William Sterling Byrd Lacy | |
Order: | 3rd |
Ambassador From: | United States |
Country: | Korea |
Term Start: | May 12, 1955 |
Term End: | October 20, 1955 |
Birth Date: | 5 February 1910 |
Resting Place Coordinates: | 38.9478°N -77.0131°W |
Children: | 2 |
Profession: | Diplomat |
William Sterling Byrd Lacy (February 5, 1910December 11, 1978) was an American diplomat who served as the third United States Ambassador to Korea from May to October 1955.
He negotiated a series of cultural exchanges with the Soviet Union, which indirectly created the setting of the Kitchen Debate between Richard Nixon, the Vice President of the United States, and Nikita Khrushchev, the Premier of the Soviet Union.
Lacy, the son of politician Sterling Byrd Lacy, was born in Mesa County, Colorado. His ancestral home was in Virginia, where he spent parts of his childhood. Lacy graduated from the University of Colorado.[1]
Trained as an economist, Lacy joined the State Department in 1944 [2] or in 1946, after working at the War Production Board and the United Nations Relief and Rehabilitation Administration.[1]
In 1950, while serving as the chief of Philippines and South Asian affairs, he met with Bishop Ngô Đình Thục and Cardinal Francis Spellman to discuss Catholicism in the State of Vietnam, a policy the State Department would later support,[3] which would later come to fruition in the policies of Thục's brother, Ngô Đình Diệm, as head of South Vietnam.

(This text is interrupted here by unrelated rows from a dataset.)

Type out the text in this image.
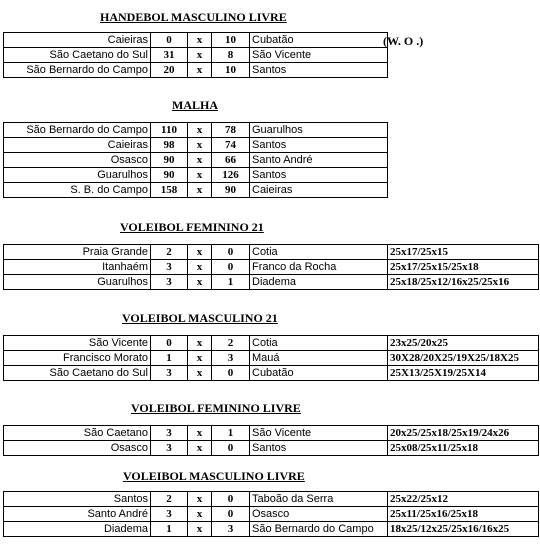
HANDEBOL MASCULINO LIVRE
(W. O .)
Caieiras	0	x	10	Cubatão
São Caetano do Sul	31	x	8	São Vicente
São Bernardo do Campo	20	x	10	Santos
MALHA
São Bernardo do Campo	110	x	78	Guarulhos
Caieiras	98	x	74	Santos
Osasco	90	x	66	Santo André
Guarulhos	90	x	126	Santos
S. B. do Campo	158	x	90	Caieiras
VOLEIBOL FEMININO 21
Praia Grande	2	x	0	Cotia	25x17/25x15
Itanhaém	3	x	0	Franco da Rocha	25x17/25x15/25x18
Guarulhos	3	x	1	Diadema	25x18/25x12/16x25/25x16
VOLEIBOL MASCULINO 21
São Vicente	0	x	2	Cotia	23x25/20x25
Francisco Morato	1	x	3	Mauá	30X28/20X25/19X25/18X25
São Caetano do Sul	3	x	0	Cubatão	25X13/25X19/25X14
VOLEIBOL FEMININO LIVRE
São Caetano	3	x	1	São Vicente	20x25/25x18/25x19/24x26
Osasco	3	x	0	Santos	25x08/25x11/25x18
VOLEIBOL MASCULINO LIVRE
Santos	2	x	0	Taboão da Serra	25x22/25x12
Santo André	3	x	0	Osasco	25x11/25x16/25x18
Diadema	1	x	3	São Bernardo do Campo	18x25/12x25/25x16/16x25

On March 15, 1955, he was nominated as ambassador to Korea, to succeed Ellis O. Briggs; previously, he had served as deputy chief of mission in Manila for several years.[4] Sworn in on March 28,[5] he arrived in Seoul on May 8.[6] By the end of the week, he had presented his credentials to Syngman Rhee.[7]
His tenure as ambassador was strained, as tensions were high: riots and unrest occurred against the Neutral Nations Supervisory Commission, as South Koreans considered the commission to be tainted by Communist influence,[8] and demonstrations rocked the United States Embassy and his residence;[9] the Eighth Army began tightening restrictions on the black market, which Korean men saw as unfairly targeting them;[10] and foreign businessmen, including Americans, charged that they were being unfairly taxed by the South Korean government;[11] all of which contributed to an inability to work with Rhee.
Thus besieged on all sides, Lacy soon began his early departure as ambassador to Korea: on October 15, President Eisenhower accepted his resignation due to "ill health",[12] a contrived excuse. He was succeeded by Walter C. Dowling in mid-1956.[13] (Indeed, after Lacy left, it was noted that U.S. policy at the time seemed specifically tailored to angering Rhee and South Koreans.[14])
After his time as ambassador, Lacy worked as a special assistant to Secretary of State John Foster Dulles.
In 1958, while serving as the President's Special Assistant to East-West Exchanges,[15] he negotiated with the Soviet diplomat, G.N. Zaroubin, to begin a series of cultural and scientific exchanges between the two nations:[16] these would lead to, in the words of Glenn T. Seaborg, "cooperation in peaceful nuclear applications" and "exchanges in the peaceful uses of nuclear energy".[17] It was also considered to be a "major cultural agreement" for which Lacy received much credit.
By establishing a means of meeting and exhibition, exchanges also lead to the Kitchen Debate between Nikita Khrushchev, then the Premier of the Soviet Union, and Richard Nixon, in 1959.[18] [19]
Before he retired in 1961, he served as deputy commandant of the National War College.
In 1943, he married a British widow, Margaret Innes Franks, whose husband had died at the Battle of Dunkirk.[20] With her, he had a son before their divorce; he later married Kirsten Magelssen, with whom he had a daughter;[21] before marrying a third time, to Elizabeth.
William Sterling Byrd Lacy died on December 11, 1978, at the age of 68, survived by his third wife and children.